Vers la résilience par le bas

Dans les zones arides, la sécheresse fait partie de la vie normale dans un environnement très variable. Le changement climatique aggrave la situation, car les sécheresses se prolongent et le régime des précipitations change. Et la réduction de l’accès à la terre et à l’eau en raison de l’empiètement d’autres utilisations des terres aggrave les effets de la sécheresse.

Pourtant, comme nos recherches l’ont montré , les éleveurs ont un répertoire établi de longue date de réponses à la sécheresse. Il ne s’agit pas simplement d’une « adaptation » passive, mais bien planifiée.

Les pratiques des pasteurs combinent le mouvement du bétail, le partage et la distribution des animaux par le biais de prêts, la division des troupeaux et des troupeaux, l’alimentation et l’abreuvement supplémentaires, l’élevage prudent, la négociation de l’accès aux terres agricoles ou aux zones de conservation, le changement de composition des espèces, la commercialisation sélective des animaux et la diversification vers d’autres revenus. sources pour soutenir le troupeau ou le troupeau.

Plutôt que de créer de nouveaux projets de résilience, distincts des pratiques locales, pourquoi ne pas s’appuyer sur ces réponses ?

Le pastoralisme, tel que décrit par le chercheur Emery Roe, peut être vu comme une « infrastructure critique », où des « professionnels de haute fiabilité » veillent à ce que le système ne s’effondre pas. Ces professionnels sont au cœur des systèmes pastoraux.
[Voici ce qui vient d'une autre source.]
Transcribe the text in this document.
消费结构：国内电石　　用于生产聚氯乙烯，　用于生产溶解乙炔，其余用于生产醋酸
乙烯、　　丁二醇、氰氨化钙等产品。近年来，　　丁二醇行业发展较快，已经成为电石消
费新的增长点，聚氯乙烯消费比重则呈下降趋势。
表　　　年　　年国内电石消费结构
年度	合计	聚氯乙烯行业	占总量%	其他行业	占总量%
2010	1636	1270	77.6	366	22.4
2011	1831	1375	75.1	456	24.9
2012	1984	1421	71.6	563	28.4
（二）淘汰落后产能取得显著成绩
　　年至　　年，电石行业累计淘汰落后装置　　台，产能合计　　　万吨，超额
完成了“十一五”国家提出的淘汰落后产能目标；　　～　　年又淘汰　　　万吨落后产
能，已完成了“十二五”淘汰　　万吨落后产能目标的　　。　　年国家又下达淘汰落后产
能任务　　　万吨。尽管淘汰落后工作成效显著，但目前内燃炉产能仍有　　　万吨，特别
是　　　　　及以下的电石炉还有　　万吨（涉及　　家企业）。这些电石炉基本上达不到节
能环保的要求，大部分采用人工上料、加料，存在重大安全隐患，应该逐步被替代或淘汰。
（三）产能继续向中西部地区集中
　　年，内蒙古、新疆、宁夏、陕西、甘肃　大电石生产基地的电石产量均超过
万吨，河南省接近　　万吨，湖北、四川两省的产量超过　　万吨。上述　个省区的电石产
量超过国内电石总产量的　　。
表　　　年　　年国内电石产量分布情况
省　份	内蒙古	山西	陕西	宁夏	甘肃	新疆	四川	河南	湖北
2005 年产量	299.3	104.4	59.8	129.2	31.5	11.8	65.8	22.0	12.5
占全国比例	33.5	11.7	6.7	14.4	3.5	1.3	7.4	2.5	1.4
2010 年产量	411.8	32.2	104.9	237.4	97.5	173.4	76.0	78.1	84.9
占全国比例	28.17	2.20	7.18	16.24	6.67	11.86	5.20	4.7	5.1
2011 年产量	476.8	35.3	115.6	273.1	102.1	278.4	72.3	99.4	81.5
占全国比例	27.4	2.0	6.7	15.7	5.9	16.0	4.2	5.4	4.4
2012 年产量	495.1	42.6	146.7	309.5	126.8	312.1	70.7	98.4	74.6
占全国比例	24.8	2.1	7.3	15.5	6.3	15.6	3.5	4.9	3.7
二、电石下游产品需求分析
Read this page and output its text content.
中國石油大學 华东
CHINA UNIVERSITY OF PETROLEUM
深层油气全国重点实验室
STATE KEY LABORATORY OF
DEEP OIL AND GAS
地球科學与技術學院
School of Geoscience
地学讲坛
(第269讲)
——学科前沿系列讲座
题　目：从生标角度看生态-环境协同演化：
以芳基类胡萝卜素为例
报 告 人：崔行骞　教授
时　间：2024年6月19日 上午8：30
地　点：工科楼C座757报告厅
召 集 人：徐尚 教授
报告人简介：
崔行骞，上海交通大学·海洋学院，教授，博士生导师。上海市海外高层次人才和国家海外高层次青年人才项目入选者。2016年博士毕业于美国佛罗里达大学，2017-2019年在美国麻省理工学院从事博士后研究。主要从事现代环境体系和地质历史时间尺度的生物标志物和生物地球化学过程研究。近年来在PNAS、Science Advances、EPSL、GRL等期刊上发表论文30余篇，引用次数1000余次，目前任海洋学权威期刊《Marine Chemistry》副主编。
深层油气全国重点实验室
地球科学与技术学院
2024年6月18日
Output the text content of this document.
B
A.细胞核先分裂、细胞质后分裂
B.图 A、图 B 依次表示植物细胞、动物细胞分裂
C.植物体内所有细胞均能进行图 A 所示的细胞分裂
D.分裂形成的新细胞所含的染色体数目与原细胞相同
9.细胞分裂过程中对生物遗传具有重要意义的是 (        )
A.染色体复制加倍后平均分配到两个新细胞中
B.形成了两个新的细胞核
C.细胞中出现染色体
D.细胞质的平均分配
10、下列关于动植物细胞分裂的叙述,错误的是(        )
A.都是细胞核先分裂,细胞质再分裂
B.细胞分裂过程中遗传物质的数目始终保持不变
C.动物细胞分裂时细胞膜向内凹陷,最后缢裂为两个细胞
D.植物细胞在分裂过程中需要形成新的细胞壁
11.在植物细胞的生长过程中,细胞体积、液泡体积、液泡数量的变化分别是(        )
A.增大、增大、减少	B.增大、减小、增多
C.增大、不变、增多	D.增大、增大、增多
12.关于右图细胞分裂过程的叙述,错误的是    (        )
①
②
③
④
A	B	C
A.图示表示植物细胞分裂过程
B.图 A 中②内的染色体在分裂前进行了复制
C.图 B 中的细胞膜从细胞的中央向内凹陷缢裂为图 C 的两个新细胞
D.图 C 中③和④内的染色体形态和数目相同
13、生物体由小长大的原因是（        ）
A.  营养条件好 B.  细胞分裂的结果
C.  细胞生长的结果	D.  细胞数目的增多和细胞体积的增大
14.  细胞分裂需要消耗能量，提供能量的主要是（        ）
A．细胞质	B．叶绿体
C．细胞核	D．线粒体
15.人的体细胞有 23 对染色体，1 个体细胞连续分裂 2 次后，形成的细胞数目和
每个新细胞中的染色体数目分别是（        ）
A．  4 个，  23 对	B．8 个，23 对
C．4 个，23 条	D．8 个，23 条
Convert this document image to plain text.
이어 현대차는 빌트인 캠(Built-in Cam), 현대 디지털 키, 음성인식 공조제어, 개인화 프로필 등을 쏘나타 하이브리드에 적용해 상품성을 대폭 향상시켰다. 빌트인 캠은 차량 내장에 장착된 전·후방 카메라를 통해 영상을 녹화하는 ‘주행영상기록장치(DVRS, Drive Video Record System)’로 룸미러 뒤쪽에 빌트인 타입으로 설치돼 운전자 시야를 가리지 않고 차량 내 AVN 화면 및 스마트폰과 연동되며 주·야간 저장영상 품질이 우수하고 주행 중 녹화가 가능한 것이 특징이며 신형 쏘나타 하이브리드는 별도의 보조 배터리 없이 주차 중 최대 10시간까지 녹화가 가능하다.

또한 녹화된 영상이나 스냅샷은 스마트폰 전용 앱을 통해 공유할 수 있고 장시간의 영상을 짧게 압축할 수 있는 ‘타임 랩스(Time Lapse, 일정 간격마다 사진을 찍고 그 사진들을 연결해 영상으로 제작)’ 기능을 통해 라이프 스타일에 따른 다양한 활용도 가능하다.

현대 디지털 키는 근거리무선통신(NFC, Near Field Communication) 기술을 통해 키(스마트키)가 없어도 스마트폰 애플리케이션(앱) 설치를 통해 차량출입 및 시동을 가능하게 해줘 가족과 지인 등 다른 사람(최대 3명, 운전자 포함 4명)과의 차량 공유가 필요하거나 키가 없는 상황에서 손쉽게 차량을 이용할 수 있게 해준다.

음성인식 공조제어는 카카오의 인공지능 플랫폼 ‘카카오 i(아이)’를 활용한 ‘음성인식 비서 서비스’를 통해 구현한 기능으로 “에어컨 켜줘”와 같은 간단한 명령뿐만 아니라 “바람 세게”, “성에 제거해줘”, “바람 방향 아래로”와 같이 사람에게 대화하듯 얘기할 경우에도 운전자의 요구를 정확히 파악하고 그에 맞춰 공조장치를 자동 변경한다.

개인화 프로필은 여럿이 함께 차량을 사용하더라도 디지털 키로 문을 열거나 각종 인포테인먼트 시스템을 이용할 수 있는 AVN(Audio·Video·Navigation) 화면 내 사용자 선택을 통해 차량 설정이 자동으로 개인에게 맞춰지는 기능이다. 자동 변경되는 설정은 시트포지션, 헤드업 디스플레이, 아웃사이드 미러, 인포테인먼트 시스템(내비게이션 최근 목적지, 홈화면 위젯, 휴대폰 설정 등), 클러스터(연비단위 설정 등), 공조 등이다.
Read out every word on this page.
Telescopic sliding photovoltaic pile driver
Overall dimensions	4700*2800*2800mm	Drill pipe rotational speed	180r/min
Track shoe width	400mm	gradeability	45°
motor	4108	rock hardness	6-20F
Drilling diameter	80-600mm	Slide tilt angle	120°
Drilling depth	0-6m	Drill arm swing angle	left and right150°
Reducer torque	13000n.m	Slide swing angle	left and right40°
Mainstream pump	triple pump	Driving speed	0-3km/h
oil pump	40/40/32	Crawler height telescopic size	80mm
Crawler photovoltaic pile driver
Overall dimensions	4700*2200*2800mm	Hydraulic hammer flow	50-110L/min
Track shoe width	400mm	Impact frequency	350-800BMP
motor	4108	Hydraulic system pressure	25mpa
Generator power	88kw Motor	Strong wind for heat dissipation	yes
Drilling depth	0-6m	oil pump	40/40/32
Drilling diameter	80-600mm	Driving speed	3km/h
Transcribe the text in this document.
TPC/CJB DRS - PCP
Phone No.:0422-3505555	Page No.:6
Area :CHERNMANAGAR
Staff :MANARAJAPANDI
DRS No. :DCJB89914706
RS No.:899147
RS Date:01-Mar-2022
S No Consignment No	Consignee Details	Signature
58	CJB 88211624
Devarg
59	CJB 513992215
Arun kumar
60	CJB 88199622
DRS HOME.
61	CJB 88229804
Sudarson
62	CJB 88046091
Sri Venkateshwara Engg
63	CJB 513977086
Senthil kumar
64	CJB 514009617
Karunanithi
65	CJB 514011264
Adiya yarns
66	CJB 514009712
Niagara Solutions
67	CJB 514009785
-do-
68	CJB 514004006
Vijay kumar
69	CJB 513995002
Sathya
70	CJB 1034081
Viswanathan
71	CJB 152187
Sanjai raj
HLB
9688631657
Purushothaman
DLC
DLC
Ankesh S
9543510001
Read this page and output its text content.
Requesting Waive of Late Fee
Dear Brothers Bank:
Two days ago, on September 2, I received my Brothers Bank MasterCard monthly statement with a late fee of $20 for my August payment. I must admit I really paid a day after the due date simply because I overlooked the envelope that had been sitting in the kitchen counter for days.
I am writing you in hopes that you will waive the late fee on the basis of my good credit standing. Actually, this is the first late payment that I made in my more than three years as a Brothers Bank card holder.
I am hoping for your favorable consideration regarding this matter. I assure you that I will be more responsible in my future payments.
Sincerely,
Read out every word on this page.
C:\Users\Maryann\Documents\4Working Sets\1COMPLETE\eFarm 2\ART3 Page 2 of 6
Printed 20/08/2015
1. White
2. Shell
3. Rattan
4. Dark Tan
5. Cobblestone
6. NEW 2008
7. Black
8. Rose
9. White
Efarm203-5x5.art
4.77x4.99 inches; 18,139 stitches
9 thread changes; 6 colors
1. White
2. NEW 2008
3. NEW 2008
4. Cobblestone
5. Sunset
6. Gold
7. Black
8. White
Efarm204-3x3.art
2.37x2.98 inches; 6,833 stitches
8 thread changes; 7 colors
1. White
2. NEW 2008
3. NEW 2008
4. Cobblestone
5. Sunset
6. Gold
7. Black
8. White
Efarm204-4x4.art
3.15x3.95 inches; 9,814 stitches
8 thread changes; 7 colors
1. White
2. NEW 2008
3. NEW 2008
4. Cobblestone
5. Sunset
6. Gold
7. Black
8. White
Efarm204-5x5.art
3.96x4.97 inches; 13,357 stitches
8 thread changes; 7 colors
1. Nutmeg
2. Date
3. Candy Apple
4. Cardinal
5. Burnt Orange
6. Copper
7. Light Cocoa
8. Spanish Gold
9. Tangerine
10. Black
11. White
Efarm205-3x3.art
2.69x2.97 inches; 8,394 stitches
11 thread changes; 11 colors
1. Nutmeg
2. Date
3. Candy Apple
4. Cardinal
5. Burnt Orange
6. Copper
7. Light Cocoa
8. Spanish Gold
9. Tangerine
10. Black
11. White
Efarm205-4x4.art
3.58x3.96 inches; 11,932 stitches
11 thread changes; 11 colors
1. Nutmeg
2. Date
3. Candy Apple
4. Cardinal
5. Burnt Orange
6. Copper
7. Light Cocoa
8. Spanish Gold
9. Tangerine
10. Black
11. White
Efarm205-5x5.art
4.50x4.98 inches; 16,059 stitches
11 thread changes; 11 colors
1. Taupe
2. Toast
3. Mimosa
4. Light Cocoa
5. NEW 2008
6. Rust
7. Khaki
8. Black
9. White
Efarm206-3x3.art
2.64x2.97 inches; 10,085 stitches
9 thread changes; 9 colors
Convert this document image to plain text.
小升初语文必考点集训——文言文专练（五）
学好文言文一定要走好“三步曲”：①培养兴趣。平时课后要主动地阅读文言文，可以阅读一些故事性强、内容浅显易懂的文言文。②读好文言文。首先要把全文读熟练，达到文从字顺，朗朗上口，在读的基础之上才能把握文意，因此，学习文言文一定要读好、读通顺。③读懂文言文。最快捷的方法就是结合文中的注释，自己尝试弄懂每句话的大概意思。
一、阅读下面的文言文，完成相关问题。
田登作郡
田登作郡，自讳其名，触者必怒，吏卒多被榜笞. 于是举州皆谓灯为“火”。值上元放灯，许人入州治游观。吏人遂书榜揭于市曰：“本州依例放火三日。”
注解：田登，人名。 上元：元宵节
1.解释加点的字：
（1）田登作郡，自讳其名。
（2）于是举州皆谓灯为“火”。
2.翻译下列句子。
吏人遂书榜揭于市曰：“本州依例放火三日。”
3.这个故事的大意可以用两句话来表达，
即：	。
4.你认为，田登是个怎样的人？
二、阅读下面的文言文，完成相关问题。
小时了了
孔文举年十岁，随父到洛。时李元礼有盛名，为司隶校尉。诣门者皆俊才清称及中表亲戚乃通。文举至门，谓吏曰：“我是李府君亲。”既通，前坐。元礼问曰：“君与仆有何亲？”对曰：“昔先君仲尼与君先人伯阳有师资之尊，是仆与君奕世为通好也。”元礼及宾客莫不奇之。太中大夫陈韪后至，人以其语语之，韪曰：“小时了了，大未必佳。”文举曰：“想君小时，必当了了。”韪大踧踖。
Ils connectent les éleveurs à travers divers réseaux sociaux ; par exemple avec les transporteurs de motos, ceux qui offrent du crédit et les spécialistes locaux tels que les guérisseurs et les prévisionnistes.

Notre travail dans le nord du Kenya et le sud de l’Éthiopie explore plus en profondeur qui sont ces « professionnels de haute fiabilité » et ce qu’ils font pour transformer des conditions très incertaines en un approvisionnement plus stable et fiable de biens et de services, contribuant ainsi à éviter les catastrophes.